Bug 271287 - etcupdate silently installs empty files / unhandled error in install_new()
Summary: etcupdate silently installs empty files / unhandled error in install_new()
Status: Open
Alias: None
Product: Base System
Classification: Unclassified
Component: bin (show other bugs)
Version: 13.2-RELEASE
Hardware: Any Any
: --- Affects Many People
Assignee: freebsd-bugs (Nobody)
URL:
Keywords:
Depends on:
Blocks:
 
Reported: 2023-05-06 20:23 UTC by Miroslav Lachman
Modified: 2023-12-21 19:51 UTC (History)
7 users (show)

See Also:


Attachments
patch for main branch (462 bytes, patch)
2023-05-07 17:40 UTC, Miroslav Lachman
no flags Details | Diff
patch for stable/13 branch (462 bytes, patch)
2023-05-07 17:41 UTC, Miroslav Lachman
no flags Details | Diff

Note You need to log in before you can comment on or make changes to this bug.
Description Miroslav Lachman 2023-05-06 20:23:31 UTC
I described it in mailinglist with more verbose details
https://lists.freebsd.org/archives/freebsd-stable/2023-April/001271.html
https://lists.freebsd.org/archives/freebsd-stable/2023-May/001289.html

In some corner cases etcupdate installs 80+ empty files in to /etc/ which makes the system unbootable. All files that should be just automatically updated were installed empty. Vital files like /etc/login.conf, scripts in /etc/rc.d/ and so on.

etcupdate contains function install_new() which uses "cp -Rp" to copy files to /etc/ but it does not check if copy failed or not and silently continue. This leads to unbootable system in some corner cases. The function clearly does not do what it should according to comment above the function. It always returns 0.

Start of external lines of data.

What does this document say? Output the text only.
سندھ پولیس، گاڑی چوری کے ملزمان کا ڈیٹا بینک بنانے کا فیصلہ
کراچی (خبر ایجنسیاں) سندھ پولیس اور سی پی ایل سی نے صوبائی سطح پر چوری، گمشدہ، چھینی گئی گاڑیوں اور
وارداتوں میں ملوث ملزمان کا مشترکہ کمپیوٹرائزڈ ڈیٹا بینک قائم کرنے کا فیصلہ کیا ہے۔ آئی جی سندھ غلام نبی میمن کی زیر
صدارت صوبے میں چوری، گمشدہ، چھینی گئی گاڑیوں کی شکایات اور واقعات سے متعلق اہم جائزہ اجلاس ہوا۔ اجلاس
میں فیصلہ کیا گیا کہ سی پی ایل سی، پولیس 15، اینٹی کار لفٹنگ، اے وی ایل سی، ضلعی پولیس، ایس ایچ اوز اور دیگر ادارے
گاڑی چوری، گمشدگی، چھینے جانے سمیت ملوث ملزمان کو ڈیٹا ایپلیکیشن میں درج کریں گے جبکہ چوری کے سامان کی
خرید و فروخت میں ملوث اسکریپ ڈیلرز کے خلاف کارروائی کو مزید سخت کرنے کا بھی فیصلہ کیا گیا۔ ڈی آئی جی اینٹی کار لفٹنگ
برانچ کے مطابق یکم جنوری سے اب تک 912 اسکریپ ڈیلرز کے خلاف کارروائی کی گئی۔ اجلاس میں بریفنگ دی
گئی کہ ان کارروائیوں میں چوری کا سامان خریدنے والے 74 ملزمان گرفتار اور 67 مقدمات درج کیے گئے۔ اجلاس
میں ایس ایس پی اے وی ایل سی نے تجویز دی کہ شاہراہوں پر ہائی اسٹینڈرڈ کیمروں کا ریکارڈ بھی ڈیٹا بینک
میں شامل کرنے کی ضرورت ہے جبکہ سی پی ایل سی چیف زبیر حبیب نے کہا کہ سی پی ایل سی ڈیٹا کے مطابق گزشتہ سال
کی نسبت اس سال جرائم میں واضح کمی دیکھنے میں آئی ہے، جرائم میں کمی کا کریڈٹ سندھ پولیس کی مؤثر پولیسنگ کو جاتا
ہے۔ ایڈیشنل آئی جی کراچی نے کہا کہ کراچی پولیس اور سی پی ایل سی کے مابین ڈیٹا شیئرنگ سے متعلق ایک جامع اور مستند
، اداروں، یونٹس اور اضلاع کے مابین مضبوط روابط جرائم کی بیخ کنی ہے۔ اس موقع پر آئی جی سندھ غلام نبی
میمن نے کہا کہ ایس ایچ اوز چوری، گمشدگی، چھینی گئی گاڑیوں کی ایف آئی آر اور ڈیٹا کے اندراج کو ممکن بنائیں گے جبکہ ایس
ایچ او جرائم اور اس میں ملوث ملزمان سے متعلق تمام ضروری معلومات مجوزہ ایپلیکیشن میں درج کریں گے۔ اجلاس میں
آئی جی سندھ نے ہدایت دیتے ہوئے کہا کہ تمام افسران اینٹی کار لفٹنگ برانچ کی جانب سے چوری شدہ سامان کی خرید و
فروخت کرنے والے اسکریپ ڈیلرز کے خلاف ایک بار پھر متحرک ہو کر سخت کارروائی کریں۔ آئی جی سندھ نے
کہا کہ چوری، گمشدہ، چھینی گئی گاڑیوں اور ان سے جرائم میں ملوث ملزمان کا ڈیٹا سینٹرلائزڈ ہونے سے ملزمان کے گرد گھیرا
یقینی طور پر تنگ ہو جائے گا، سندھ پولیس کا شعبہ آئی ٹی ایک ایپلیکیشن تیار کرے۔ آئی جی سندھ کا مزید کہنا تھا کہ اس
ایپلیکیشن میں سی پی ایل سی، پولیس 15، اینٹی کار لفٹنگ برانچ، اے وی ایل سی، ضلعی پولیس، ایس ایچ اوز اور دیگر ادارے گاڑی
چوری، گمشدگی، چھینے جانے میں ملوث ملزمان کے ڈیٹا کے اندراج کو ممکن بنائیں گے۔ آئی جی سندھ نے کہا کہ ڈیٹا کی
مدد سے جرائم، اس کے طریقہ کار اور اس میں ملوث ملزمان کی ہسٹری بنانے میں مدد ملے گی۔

# Install the "new" version of a file.  Returns true if it succeeds
# and false otherwise.
#
# $1 - pathname of the file to install (relative to DESTDIR)
install_new()
{

    if ! install_dirs $NEWTREE "$DESTDIR" $1; then
        return 1
    fi
    log "cp -Rp ${NEWTREE}$1 ${DESTDIR}$1"
    if [ -z "$dryrun" ]; then
        cp -Rp ${NEWTREE}$1 ${DESTDIR}$1 >&3 2>&1
    fi
    post_install_file $1
    return 0
} 


In my case the problem of failing cp -Rp was caused by running etcupdate on upgraded system from 12.3 to 13.2 without reboot so every call of cp -Rp failed with "Function not implemented", but it is not user visible error. etcupdate shows nothing wrong. Those messages are logged in to /var/db/etcupdate/log but if you run "etcupdate" and because it shows success then "etcupdate resolve" and "etcupdate status" then the log file does not contain anything useful because it is overwritten by each new run of etcupdate.
I propose appending to log file instead of overwriting it. Or use some kind of rotation of at least 5 history files. It was really hard to find what / where is going wrong after the system cannot boot.
Comment 1 Miroslav Lachman 2023-05-07 17:40:36 UTC
Created attachment 242040 [details]
patch for main branch

Check for error of cp -Rp and exit on failure
Comment 2 Miroslav Lachman 2023-05-07 17:41:57 UTC
Created attachment 242041 [details]
patch for stable/13 branch

Check for error of cp -Rp and exit on failure
Only line numbers differs.
Comment 3 Henrich Hartzer 2023-05-08 17:26:04 UTC
Nice work tracking this down! It looks good to me, personally. I do like to use `set -e` when I can, but that may or may not be relevant here.
Comment 4 John Baldwin freebsd_committer freebsd_triage 2023-05-08 17:48:16 UTC
To be clear, in this case cp was failing after it had opened the destination with O_TRUNC which is why the files were truncated and the goal of the panic in this case is that if cp(1) is busted it's best to bail out early after only possibly trashing one file than many?
Comment 5 Miroslav Lachman 2023-05-08 17:56:24 UTC
(In reply to John Baldwin from comment #4)
Yes. Maybe use better wording in the panic message to tell the user "This file is broken now, you must fix it manually" too. 
Thinking about it again, this kind of error message fits this specific case only but the cp can fail for many other reasons - /etc/ can be read only - and in this case the target file will be intact but user still need to know that cp failed.
The biggest problem now is that etcupdate do not show any errors from the cp. I was not noticed about anything and ended up with more than 80 files broken.
If etcupdate stop on the first copy error, tell the user "Houston, we have a problem", then user can take some actions to fix it before reboot.